To all you people out there that are reading this book for school and finding it terribly boring well I did it in school as well and I read it on my own first of all and absolutely adored it. It had so many twists and turns and I couldn't put it down. Honestly, it is only because you are reading it and methodically going through it and picking out stuff that it is so boring. Read it all on your own and you'll get hooked. :D I'm actually really sad that Hardy is being called boring. He's one of the best and most amazing writers of all time! I love his gloomy endings. I think he's the male, pessimistic version of Jane Austen. :)
can anybody explain the social , economic , and political conditions reflected in The Book MAYOR OF CASTER BRIDGE and highlight important developments and problems existing in 19th and 20th century
Has any one noticed in Thomas Hardy's Mayor of Casterbridge that the word Dumbledore and Hagrid are used in the same sentence. If any one wishes to check this it's near the beginning of a chapter on page 100 of the penguin edition (in UK). Also just started reading The return of the native and there's another character called Diggory. Now any Harry Potter fan will recognise this as well - coincidence?
I'll be happy to answer any questions(or most), to the best of my ability, pertaining to this book.
In asking about redemption, I'm not speaking of it in the Biblical sense, but rather, of turnign a new leaf, to be a new person if you will.
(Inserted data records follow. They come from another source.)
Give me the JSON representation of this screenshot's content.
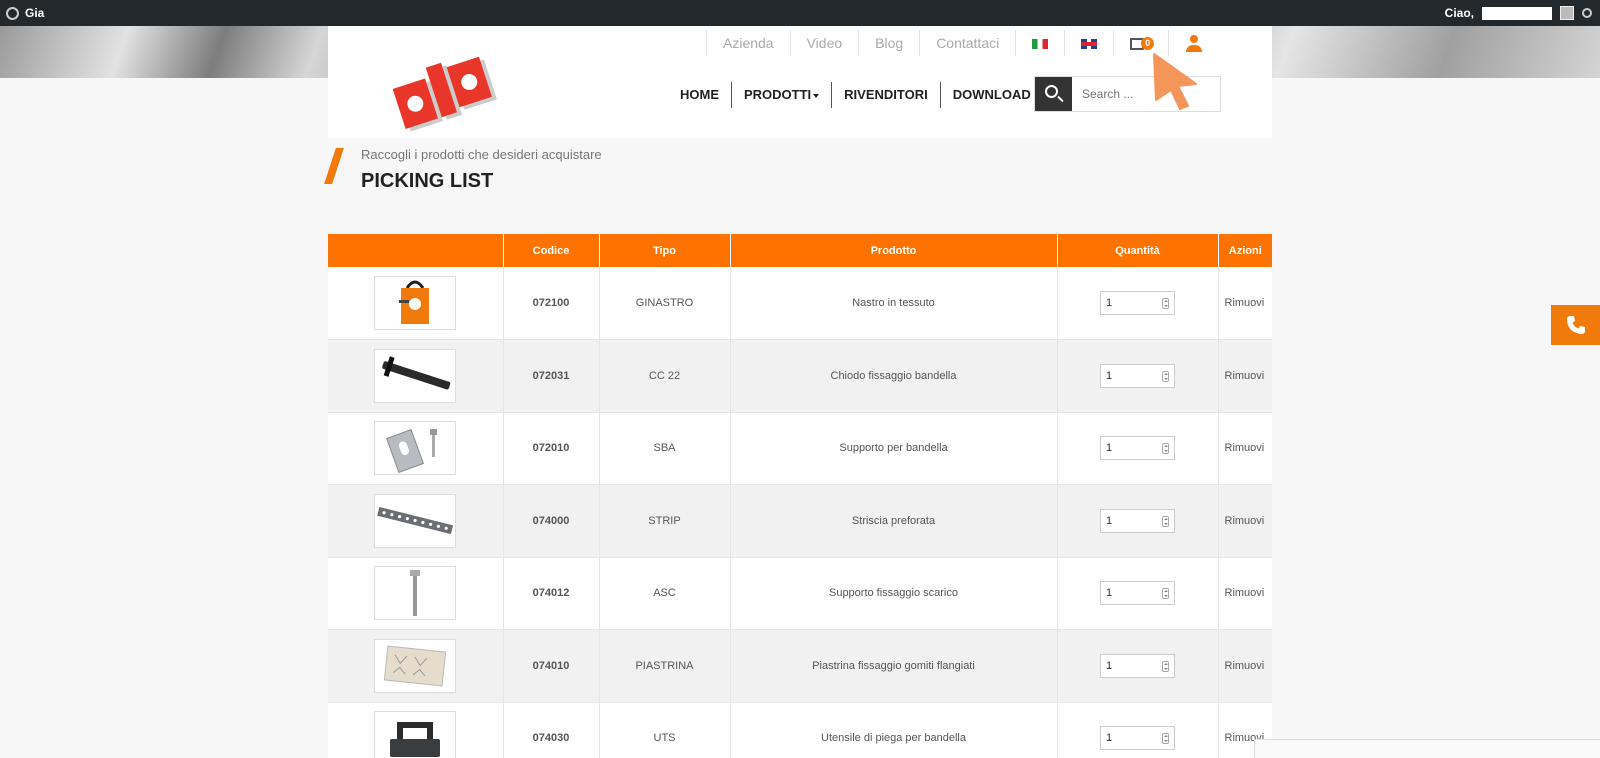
{
  "adminbar": {
    "site_name": "Gia",
    "greeting": "Ciao,"
  },
  "topnav": {
    "items": [
      "Azienda",
      "Video",
      "Blog",
      "Contattaci"
    ],
    "cart_count": "0"
  },
  "mainnav": {
    "items": [
      "HOME",
      "PRODOTTI",
      "RIVENDITORI",
      "DOWNLOAD"
    ]
  },
  "search": {
    "placeholder": "Search ..."
  },
  "page": {
    "subtitle": "Raccogli i prodotti che desideri acquistare",
    "title": "PICKING LIST"
  },
  "table": {
    "headers": [
      "",
      "Codice",
      "Tipo",
      "Prodotto",
      "Quantità",
      "Azioni"
    ],
    "remove_label": "Rimuovi",
    "rows": [
      {
        "codice": "072100",
        "tipo": "GINASTRO",
        "prodotto": "Nastro in tessuto",
        "qty": "1",
        "thumb": "bag-thumb"
      },
      {
        "codice": "072031",
        "tipo": "CC 22",
        "prodotto": "Chiodo fissaggio bandella",
        "qty": "1",
        "thumb": "nail-thumb"
      },
      {
        "codice": "072010",
        "tipo": "SBA",
        "prodotto": "Supporto per bandella",
        "qty": "1",
        "thumb": "bracket-thumb"
      },
      {
        "codice": "074000",
        "tipo": "STRIP",
        "prodotto": "Striscia preforata",
        "qty": "1",
        "thumb": "strip-thumb"
      },
      {
        "codice": "074012",
        "tipo": "ASC",
        "prodotto": "Supporto fissaggio scarico",
        "qty": "1",
        "thumb": "rod-thumb"
      },
      {
        "codice": "074010",
        "tipo": "PIASTRINA",
        "prodotto": "Piastrina fissaggio gomiti flangiati",
        "qty": "1",
        "thumb": "plate-thumb"
      },
      {
        "codice": "074030",
        "tipo": "UTS",
        "prodotto": "Utensile di piega per bandella",
        "qty": "1",
        "thumb": "tool-thumb"
      }
    ]
  },
  "colors": {
    "accent": "#ff7200",
    "dark": "#23282d"
  }
}
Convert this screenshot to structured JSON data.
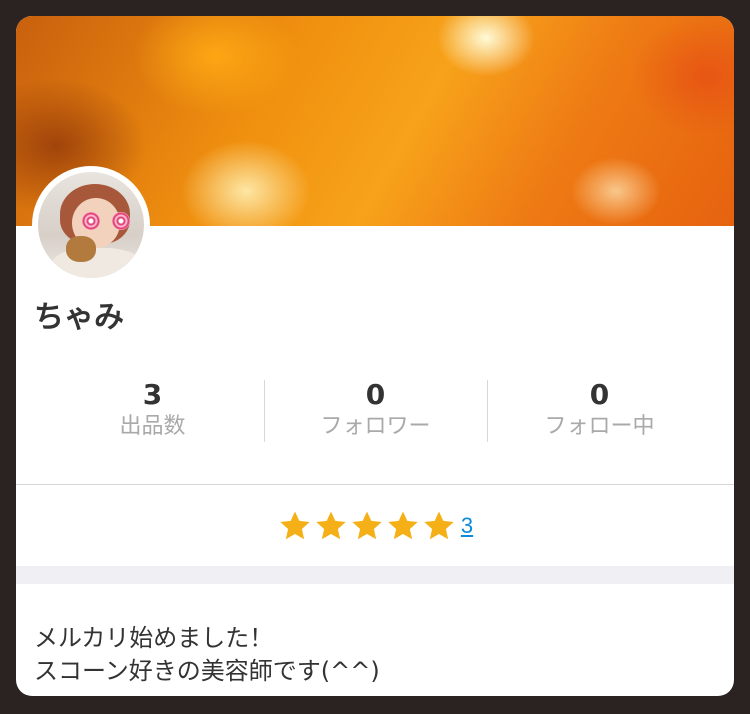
{
  "profile": {
    "name": "ちゃみ",
    "bio": "メルカリ始めました！\nスコーン好きの美容師です(^^)"
  },
  "stats": [
    {
      "value": "3",
      "label": "出品数"
    },
    {
      "value": "0",
      "label": "フォロワー"
    },
    {
      "value": "0",
      "label": "フォロー中"
    }
  ],
  "rating": {
    "stars": 5,
    "count": "3",
    "star_color": "#f5b018"
  },
  "icons": {
    "star": "star-icon",
    "avatar": "avatar-photo"
  }
}
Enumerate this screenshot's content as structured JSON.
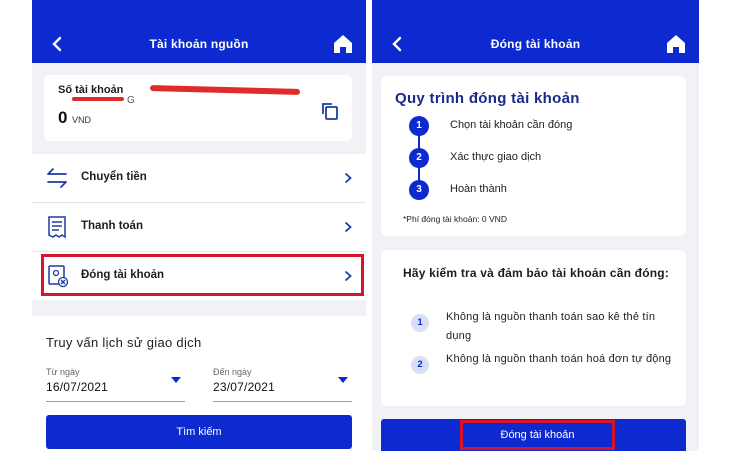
{
  "left_screen": {
    "header": {
      "title": "Tài khoản nguồn"
    },
    "account": {
      "label": "Số tài khoản",
      "number_suffix": "G",
      "balance": "0",
      "currency": "VND"
    },
    "menu": [
      {
        "label": "Chuyển tiền",
        "icon": "transfer-icon"
      },
      {
        "label": "Thanh toán",
        "icon": "bill-icon"
      },
      {
        "label": "Đóng tài khoản",
        "icon": "close-account-icon"
      }
    ],
    "query": {
      "title": "Truy vấn lịch sử giao dịch",
      "from_label": "Từ ngày",
      "from_value": "16/07/2021",
      "to_label": "Đến ngày",
      "to_value": "23/07/2021",
      "search_label": "Tìm kiếm"
    }
  },
  "right_screen": {
    "header": {
      "title": "Đóng tài khoản"
    },
    "process": {
      "title": "Quy trình đóng tài khoản",
      "steps": [
        {
          "num": "1",
          "text": "Chọn tài khoản cần đóng"
        },
        {
          "num": "2",
          "text": "Xác thực giao dịch"
        },
        {
          "num": "3",
          "text": "Hoàn thành"
        }
      ],
      "fee_note": "*Phí đóng tài khoản: 0 VND"
    },
    "checks": {
      "title": "Hãy kiểm tra và đảm bảo tài khoản cần đóng:",
      "items": [
        {
          "num": "1",
          "text": "Không là nguồn thanh toán sao kê thẻ tín dụng"
        },
        {
          "num": "2",
          "text": "Không là nguồn thanh toán hoá đơn tự động"
        }
      ]
    },
    "close_button_label": "Đóng tài khoản"
  },
  "colors": {
    "primary": "#0c2ad0",
    "highlight": "#d7142b",
    "redaction": "#e12a2a"
  }
}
I read this book in college as part of a great college class that I was in. I remember the discussion of this book vividly as the story obviously deals with a man with a sordid past who has evidently moved on. Can a person truly improve themselves and move on entirely? Or are they to be continually haunted by their past actions? The million dollar question.:D
What are some of the most important quotes in the book in your opinion? Mostly in regards to character, settting, portrayal of women, the idea of the tragic hero and/or the idea of fate vs. choice. Any ideas?
Trust me, Hardy was the bravest man who lived - the book was sheer misery to read, let alone write. If, like me, you're being forced to read it for your course, you're better off following the advice above.
I think this was a great book and it had all the details needed... I also thought it informed me a bit about the time back then.
hardy's hard novel indeed. I am seeing the nature's influence in the minds of the characters. The lifes of the characters are moving in the direction of natures will. nothing is definite in this ephemeral world. all the hard things in life should be borne by a person in this world. this is highlighted in this novel.